Yorgen Fenech’s mobile phone continued to register location data almost one year after being seized, continuing to do so when it was supposedly switched off at Europol headquarters, his lawyers claim.

“Metadata does not lie,” argued defence lawyer Charles Mercieca when the businessman, currently accused of complicity in the murder of Daphne Caruana Galizia, was escorted back to court for another preliminary hearing to the upcoming trial.

Having wrapped up their arguments on numerous preliminary pleas, Fenech’s lawyers today highlighted four main issues, one of which concerned the chain of custody of the accused’s phone which was seized at the time of his arrest in November 2019.    

Investigators later said that the device, which was password-locked, had been handed over to Europol for the unlocking and extraction of data.

Yet, although Europol experts subsequently testified that the phone had been placed inside a Faraday room and practically cut off from all communication with the outside world, a timeline drawn up by Fenech’s lawyers appeared to show otherwise.

Metadata, namely data recording time, location and activity of the device, indicated that the phone continued to register data up to November 2020, said Mercieca, urging the judge to access that data to check for herself.

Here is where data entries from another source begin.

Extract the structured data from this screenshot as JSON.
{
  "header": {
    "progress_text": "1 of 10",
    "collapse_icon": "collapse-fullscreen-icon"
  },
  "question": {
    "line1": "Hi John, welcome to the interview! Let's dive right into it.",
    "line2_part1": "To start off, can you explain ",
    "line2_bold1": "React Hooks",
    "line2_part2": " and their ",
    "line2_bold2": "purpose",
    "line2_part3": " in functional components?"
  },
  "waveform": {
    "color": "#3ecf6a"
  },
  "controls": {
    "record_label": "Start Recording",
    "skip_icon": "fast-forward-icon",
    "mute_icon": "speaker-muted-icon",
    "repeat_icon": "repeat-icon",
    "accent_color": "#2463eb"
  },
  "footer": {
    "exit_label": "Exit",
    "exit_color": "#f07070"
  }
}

“When Europol was saying that the mobile was off and in a Faraday room, it could not register location. Someone is not telling the truth. Someone could have tampered with that phone and the data on it,” argued the lawyer.

Moreover, that phone was used to launch various ‘attacks’ pending the murder compilation, not only against Fenech himself but also on a political level.

Two calls were also made from that phone to Fenech’s wife and the contents of the device were “scattered all over Malta all the while that police were telling us that the phone was not in their possession.”

When testifying in the early stages of the murder compilation, lead investigator superintendent Keith Arnaud said that sifting through the data on Fenech’s phone, they had come across some “140,000 images.”

That was between November 22 and 25, 2019, pointed out Mercieca, questioning the need to hand over the device to Europol once local police evidently already had an extraction of the data.

“We now know where that information in the news came from. And all the while, this person is still presumed innocent,” went on the lawyer, pointing out that no one had testified about “a tear in the evidence bag.”

Four Europol experts were appointed by the inquiring magistrate on November 23, 2017.

Yet the day before their appointment, police had spoken to Europol via a Sienna message- police to police communication.

To add insult to injury, in December police asked the inquiring magistrate for permission to communicate with Europol, said Mercieca.

When the experts were scheduled to testify at the compilation to exhibit that closed communication, the bill of indictment was issued, thus effectively cutting short the defence’s request.

The issuing of the bill of indictment had also disrupted the defence’s plans to cross-examine important witnesses, including the prosecution’s star witness, self-confessed middleman Melvin Theuma.

A date and time had been set for such cross-examination to take place, said Mercieca, arguing that in the ordinary world an agreement, such as a promise of sale, would be binding.

“So why not the modus operandi set out in a court minute?”

During today’s hearing, a court-appointed expert explained that the victim’s phone had not been found at first, but the remains of the device were later discovered beneath the wreckage of Daphne’s car.

For days, experts were unable to search the wreckage of the vehicle destroyed by the bomb and for that reason, the magistrate conducting the inquiry at the time had authorized the cloning of the phone.

Some 85% of the phone data was also digitally reconstructed using advanced data retrieval techniques and a copy was presented to the inquiring magistrate.

The cloned data was subsequently exhibited in the proceedings against the alleged hitmen but the journalist’s sources contained in that data were not to be divulged to any of the parties and were subsequently redacted from the expert’s report.

Once the destroyed phone was found, the SIM card was retrieved and sent abroad for analysis.

The court, presided over by Madam Justice Edwina Grima, also heard submissions on bail with deputy AG Philip Galea Farrugia objecting to the fresh request.

When all was considered, the balance between the rights of the accused and those of society had still not been attained, he concluded.

The prosecution had to support its perceived fears with facts and saying that “ investigations were supposedly still continuing because the inquiry was still ongoing” was not on, three years down the line, countered Mercieca.“Then the AG comes here repeating the same refrain.”

The court is expected to decree on the request in chambers.

The case continues next month.

Deputy AG Philip Galea Farrugia prosecuted.Lawyers Gianluca Caruana Curran, Charles Mercieca and Marion Camilleri are defence counsel.Lawyer Jason Azzopardi appeared parte civile.